Für mich ist es das größte Glück. Mit Freunden oder auch mit Fremden. Das Glück ist dann zum Greifen nahe, es durchströmt mich bis in die Fingerspitzen. Wie oft träume ich davon. Wenn ich die Augen schließe, sehe ich die schunkelnde Menschenmenge unter den großen Bäumen, ich spüre den Steinkrug in meiner rechten Hand. Ich höre die Musik, meistens ist es tatsächlich "Skandal im Sperrbezirk", manchmal auch "99 Luftballons".

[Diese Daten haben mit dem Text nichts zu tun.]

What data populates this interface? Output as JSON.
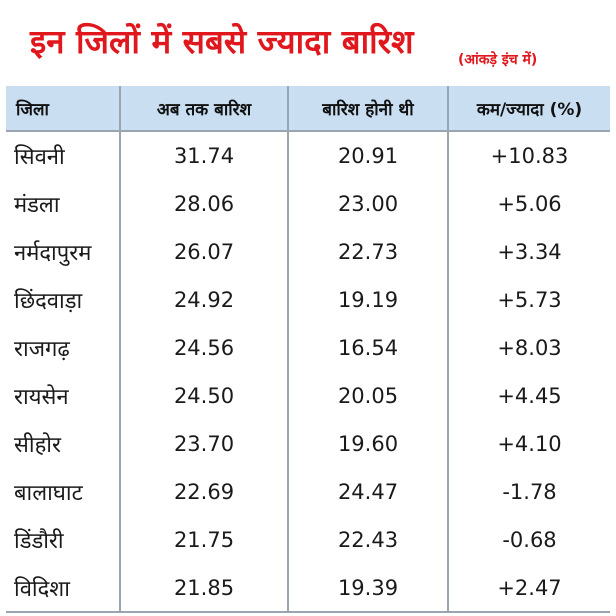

Glück ist subjektiv, nicht jeder wird auf der Erlanger Bergkirchweih glücklich. Manche flüchten sogar aus der Stadt, um die zwölf Tage Ausnahmezustand nicht miterleben zu müssen. Viele aber finden während der Festtage ihr persönliches Glück, mit ihren Freunden, der Familie, den Kindern oder Menschen, die sie noch nie zuvor gesehen haben. Sie kommen auf die Keller und an die Schausteller-Buden, um gemeinsam glücklich zu sein.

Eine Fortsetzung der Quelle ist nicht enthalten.